DOSE STANDARD IN CHEMIOTERAPIA: DI CHE SI TRATTA?

Alcune delle criticità esistenti all’interno del processo di allestimento dei preparati chemioterapici nei centri di cura oncologici – spreco di farmaci, test di qualità, rischio di errore da composizione, pianificazione del carico di lavoro – possono essere affrontate con il metodo della dose standard, a tutto vantaggio di un miglioramento del lavoro del team sanitario e con ottime ricadute sul rapporto tra paziente e curanti. Ma quando si parla di dose standard (o – molto spesso – di dose banding) di cosa si tratta? In ambito chemioterapico ci si riferisce con questa definizione all’allestimento di dosi in sacche per infusione (o anche, ma più raramente, in siringhe) preparate dalla farmacia di un ospedale oppure acquistate in lotti dagli enti regolatori. Le sacche vengono calcolate sulla superficie corporea (Bsa) ed adattate ad intervalli di dosi predefiniti e concordate tra medico e farmacista. Il range di dose standard utilizzato corrisponde al +/- 6% della singola dose calcolata per i farmaci chemioterapici e al +/-10% per i biologici. Nel Paese in cui questo approccio è più diffuso, l’Inghilterra, le “dose banding” sono già state approvate per 54 agenti chemioterapici.
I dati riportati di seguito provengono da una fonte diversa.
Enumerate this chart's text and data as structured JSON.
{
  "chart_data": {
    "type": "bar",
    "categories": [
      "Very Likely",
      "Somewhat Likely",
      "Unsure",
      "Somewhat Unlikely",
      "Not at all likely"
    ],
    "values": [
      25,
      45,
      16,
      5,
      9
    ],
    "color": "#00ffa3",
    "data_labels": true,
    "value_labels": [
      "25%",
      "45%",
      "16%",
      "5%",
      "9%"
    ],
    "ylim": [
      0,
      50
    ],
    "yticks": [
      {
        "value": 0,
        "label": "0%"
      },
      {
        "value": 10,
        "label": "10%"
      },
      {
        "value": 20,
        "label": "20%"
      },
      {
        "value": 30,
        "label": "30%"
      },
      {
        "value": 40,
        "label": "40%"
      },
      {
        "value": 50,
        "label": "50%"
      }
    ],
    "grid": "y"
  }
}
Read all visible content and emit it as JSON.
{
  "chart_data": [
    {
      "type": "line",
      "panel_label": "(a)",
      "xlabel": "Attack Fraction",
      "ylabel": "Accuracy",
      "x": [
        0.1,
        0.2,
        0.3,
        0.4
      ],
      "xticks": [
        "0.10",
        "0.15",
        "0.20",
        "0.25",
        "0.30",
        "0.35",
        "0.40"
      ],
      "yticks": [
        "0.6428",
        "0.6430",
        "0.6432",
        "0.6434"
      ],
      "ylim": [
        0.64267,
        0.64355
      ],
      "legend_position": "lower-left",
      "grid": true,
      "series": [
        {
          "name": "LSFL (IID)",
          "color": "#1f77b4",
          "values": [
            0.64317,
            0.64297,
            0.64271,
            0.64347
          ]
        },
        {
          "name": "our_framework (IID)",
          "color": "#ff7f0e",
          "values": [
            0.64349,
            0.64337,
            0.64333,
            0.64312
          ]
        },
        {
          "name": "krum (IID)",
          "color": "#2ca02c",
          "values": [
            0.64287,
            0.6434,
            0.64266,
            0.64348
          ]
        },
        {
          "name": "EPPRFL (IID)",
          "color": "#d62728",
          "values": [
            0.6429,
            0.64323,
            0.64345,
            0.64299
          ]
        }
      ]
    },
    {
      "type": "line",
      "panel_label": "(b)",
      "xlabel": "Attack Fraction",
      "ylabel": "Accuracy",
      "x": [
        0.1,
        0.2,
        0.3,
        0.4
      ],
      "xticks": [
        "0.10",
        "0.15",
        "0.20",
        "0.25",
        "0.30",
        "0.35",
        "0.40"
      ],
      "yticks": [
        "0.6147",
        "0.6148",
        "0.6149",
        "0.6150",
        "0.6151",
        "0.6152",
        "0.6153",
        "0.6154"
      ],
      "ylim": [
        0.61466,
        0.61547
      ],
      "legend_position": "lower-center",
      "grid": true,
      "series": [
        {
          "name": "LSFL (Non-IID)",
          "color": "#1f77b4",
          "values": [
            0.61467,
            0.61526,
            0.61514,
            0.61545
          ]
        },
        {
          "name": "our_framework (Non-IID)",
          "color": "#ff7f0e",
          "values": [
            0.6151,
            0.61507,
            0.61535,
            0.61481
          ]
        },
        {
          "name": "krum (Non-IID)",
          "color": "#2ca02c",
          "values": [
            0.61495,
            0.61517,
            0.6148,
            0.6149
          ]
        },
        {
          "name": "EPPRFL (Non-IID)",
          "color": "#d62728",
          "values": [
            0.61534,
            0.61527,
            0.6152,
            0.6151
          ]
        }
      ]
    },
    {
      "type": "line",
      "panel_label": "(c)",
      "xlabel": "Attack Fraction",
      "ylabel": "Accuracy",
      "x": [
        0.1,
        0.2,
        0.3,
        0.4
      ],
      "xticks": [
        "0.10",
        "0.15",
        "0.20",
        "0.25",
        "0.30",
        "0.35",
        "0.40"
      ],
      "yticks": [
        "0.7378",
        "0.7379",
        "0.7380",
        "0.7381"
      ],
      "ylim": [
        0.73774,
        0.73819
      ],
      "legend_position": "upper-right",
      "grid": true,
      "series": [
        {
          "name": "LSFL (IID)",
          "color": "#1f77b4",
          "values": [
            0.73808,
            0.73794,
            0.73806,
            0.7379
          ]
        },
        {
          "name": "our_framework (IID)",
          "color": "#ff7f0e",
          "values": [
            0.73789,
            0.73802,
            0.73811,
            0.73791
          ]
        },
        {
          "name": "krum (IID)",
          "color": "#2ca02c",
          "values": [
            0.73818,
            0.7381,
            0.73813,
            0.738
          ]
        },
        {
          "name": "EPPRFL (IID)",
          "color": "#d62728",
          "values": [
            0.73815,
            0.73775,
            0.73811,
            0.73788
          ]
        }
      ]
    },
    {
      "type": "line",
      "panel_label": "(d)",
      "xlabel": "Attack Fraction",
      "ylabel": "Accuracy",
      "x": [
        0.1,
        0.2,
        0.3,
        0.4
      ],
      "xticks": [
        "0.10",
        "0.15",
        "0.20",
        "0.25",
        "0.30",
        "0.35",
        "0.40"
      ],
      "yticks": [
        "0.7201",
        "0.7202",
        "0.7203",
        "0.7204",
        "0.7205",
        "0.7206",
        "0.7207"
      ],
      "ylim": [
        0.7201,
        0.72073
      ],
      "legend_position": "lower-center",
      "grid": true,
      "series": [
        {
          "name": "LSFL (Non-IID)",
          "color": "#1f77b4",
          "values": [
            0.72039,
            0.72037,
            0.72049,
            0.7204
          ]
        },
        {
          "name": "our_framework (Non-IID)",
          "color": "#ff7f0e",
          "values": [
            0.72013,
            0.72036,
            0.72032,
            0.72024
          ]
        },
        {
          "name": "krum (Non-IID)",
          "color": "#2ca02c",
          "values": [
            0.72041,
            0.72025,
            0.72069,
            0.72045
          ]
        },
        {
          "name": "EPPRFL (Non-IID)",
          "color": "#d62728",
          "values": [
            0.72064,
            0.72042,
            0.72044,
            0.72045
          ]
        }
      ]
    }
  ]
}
I vantaggi riconosciuti al sistema dose standard sono vari e vanno proprio a rispondere alle criticità maggiori che la pratica quotidiana solleva in ambito di produzione dei chemioterapici: riduzione dello spreco di farmaci, test di qualità, riduzione rischio di errore da composizione, eliminazione tempi d’attesa del paziente per il trattamento, pianificazione del carico di lavoro sia in farmacia che nei reparti.